Mason writes in a straightforward, populist fashion that some critics have dubbed “shopping-mall realism,” a style that both roots her story in reality and reflects and dignifies the lives of her Kentuckian characters. Mason’s sentences are unadorned and rely on the vivid but plain words that her characters might use. The text is filled with references to icons of pop culture, including Star Trek, Dr. Strangelove, Donohue, and songs from the 1960s. Mason also makes mention of parking lots, shopping centers, Yodels, Coca-Cola, Diet Pepsi, casseroles, marijuana, orange sneakers, and Rexall drugstores. Many writers would avoid mentioning these sorts of pop culture items, brand names, and places in their fiction for fear of seeming too prosaic or unsophisticated. But Mason prizes accuracy over elevated prose style. She is interested primarily in creating a true portrait of the lives of middle- and lower-middle-class southerners. By faithfully reporting what her characters eat, watch, listen to, and think about, she makes their lives real to us.
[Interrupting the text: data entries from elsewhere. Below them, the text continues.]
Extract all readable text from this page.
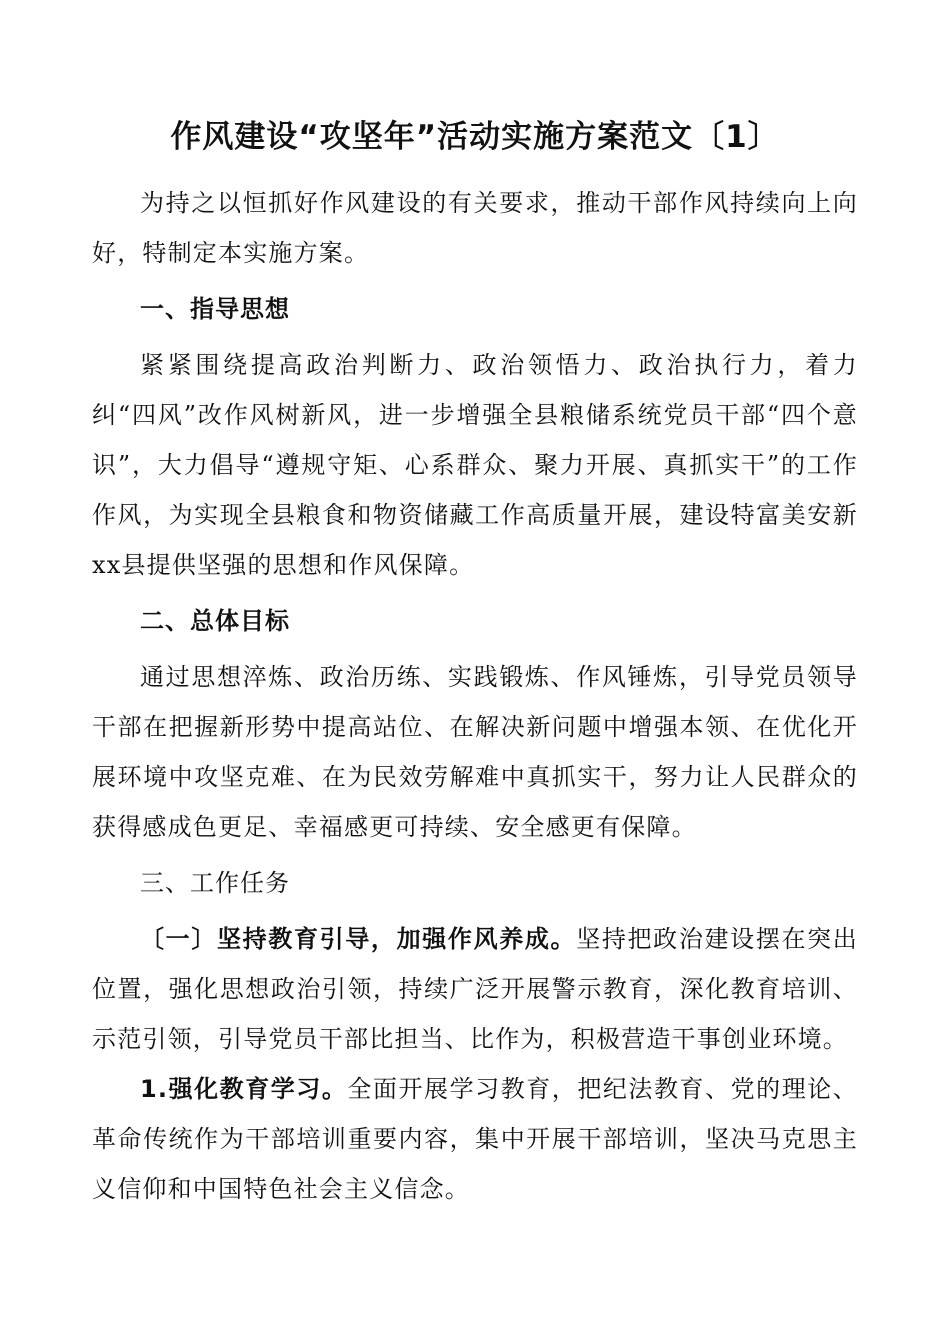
作风建设“攻坚年”活动实施方案范文〔1〕

为持之以恒抓好作风建设的有关要求，推动干部作风持续向上向好，特制定本实施方案。

一、指导思想

紧紧围绕提高政治判断力、政治领悟力、政治执行力，着力纠“四风”改作风树新风，进一步增强全县粮储系统党员干部“四个意识”，大力倡导“遵规守矩、心系群众、聚力开展、真抓实干”的工作作风，为实现全县粮食和物资储藏工作高质量开展，建设特富美安新xx县提供坚强的思想和作风保障。

二、总体目标

通过思想淬炼、政治历练、实践锻炼、作风锤炼，引导党员领导干部在把握新形势中提高站位、在解决新问题中增强本领、在优化开展环境中攻坚克难、在为民效劳解难中真抓实干，努力让人民群众的获得感成色更足、幸福感更可持续、安全感更有保障。

三、工作任务

〔一〕坚持教育引导，加强作风养成。坚持把政治建设摆在突出位置，强化思想政治引领，持续广泛开展警示教育，深化教育培训、示范引领，引导党员干部比担当、比作为，积极营造干事创业环境。

1.强化教育学习。全面开展学习教育，把纪法教育、党的理论、革命传统作为干部培训重要内容，集中开展干部培训，坚决马克思主义信仰和中国特色社会主义信念。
Her shopping-mall realism also grants dignity to people who have often been overlooked in fiction. Leroy and Norma Jean are not the sort of eloquent and highly educated people familiar from the fiction of, for example, John Updike, but Mason shows that they are as intelligent, sensitive, and complicated as their higher-class fictional counterparts.

Mason’s style also allows occasional moments of transcendence to occur amid the detritus of everyday life. Leroy and Norma Jean may be products of a charmless town and relentless consumer culture, but they gravitate toward whatever beauty they can find. Leroy observes the goldfinches that come to the feeder and wonders whether they keep their eyes shut when they fall toward the ground before spreading their wings and flying upward again. Norma Jean aspires to make her body strong and beautiful, possibly from a desire to transcend the ugliness that surrounds her. At Shiloh, she leaves the trees by the parking lot and walks toward the Tennessee River, where she waves her arms in an ambiguous gesture. In a world comprising subdivisions, stores, and vast stretches of cement, these glimpses of melancholy beauty shine all the brighter for their rarity.